In an effort to curb the over-prescription of opioids, the city of Chicago has licensed nearly 1,500 people as pharmaceutical representatives — people tasked with convincing doctors to prescribe certain drugs — since a city ordinance went into effect last year.

The city ordinance required that anyone working as a pharmaceutical rep in the city for more than 15 days per year must be licensed through the city. Those licenses cost $750 each, and each licensed rep is listed on the city’s online data portal.

“This milestone demonstrates our commitment to protecting residents when it comes to addictive drugs and holding drug representatives accountable if they seek to deceive, mislead or unduly influence the medical community,” Mayor Rahm Emanuel said in a statement.

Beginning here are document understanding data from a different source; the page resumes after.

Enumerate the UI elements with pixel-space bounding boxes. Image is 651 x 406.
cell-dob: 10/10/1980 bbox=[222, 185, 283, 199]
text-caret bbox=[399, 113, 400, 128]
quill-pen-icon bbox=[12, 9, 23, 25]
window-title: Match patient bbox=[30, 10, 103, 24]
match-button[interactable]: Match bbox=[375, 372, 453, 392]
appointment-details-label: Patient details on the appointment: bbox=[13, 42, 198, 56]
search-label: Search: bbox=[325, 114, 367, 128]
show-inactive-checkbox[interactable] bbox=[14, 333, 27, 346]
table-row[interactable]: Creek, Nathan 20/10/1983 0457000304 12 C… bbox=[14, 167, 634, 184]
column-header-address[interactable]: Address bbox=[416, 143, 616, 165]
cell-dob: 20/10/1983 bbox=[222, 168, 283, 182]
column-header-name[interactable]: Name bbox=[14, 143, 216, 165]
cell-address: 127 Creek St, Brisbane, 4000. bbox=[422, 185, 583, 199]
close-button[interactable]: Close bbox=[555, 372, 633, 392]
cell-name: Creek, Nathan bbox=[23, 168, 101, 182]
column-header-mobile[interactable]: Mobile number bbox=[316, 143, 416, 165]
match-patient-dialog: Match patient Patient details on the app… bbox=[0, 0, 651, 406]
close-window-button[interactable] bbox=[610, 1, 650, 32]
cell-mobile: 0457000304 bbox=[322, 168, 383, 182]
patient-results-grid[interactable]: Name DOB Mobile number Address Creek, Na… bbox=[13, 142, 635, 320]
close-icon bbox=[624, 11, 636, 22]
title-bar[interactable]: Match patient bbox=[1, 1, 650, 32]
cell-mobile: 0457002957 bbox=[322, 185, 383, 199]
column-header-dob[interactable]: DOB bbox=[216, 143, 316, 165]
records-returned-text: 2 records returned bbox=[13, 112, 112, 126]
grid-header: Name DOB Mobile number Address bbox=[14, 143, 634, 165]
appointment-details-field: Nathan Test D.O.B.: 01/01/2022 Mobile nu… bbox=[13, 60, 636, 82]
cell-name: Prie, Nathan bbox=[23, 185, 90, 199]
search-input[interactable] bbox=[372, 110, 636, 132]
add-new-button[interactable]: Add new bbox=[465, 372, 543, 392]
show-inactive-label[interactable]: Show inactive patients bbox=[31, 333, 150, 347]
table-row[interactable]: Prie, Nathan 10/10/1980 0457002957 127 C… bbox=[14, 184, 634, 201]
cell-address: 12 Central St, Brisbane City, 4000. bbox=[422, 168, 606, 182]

The licensing protocol is “the country’s toughest regulation on pharmaceutical representatives” to protect city residents from the “predatory marketing of prescription drugs,” according to a statement from the mayor’s office.

More than 200 additional licenses are set to go into effect in the next month, according to city data.

The licensing program has freed up an extra $700,000 per year in opioid addiction treatment services, according to the mayor’s office, with another $500,000 “annual investment” added to those efforts in 2018. In 2015, the city put $250,000 toward equipping first responders with naloxone, an overdose reversal medication.

Marketing practices by pharmaceutical reps have come under fire in recent years as the opioid crisis has gained national attention.

Earlier this year, the city filed a federal lawsuit against three opioid distributors, accusing them of “placing profits over public health” and fueling a public health crisis blamed on “rampant over-prescribing and abuse” of pharmaceutical opioids.

Chicago’s struggle with opioids stands in contrast to national trends, though. In 2016, white people accounted for 78 percent of all opioid-related deaths nationwide. In Chicago, though, African-American deaths represented nearly 50 percent of all opioid deaths. The majority of those, the Sun-Times found, occurred on the West Side.

In 2014, there were 212 opioid-related deaths in Cook County, 129 of them in Chicago, according to the medical examiner’s office. Sixty-seven percent of all deaths were linked to heroin.

By 2017, Cook County had 1,150 opioid deaths, 764 of those in Chicago.

By comparison, Chicago saw 664 homicides in 2017.

Fentanyl, a powerful painkiller that’s legally available through prescription, has factored heavily in the large uptick. It also can easily be manufactured illegally, and typically is mixed by dealers with other illicit, though less deadly, drugs like heroin — often without users knowing they’re taking Fentanyl.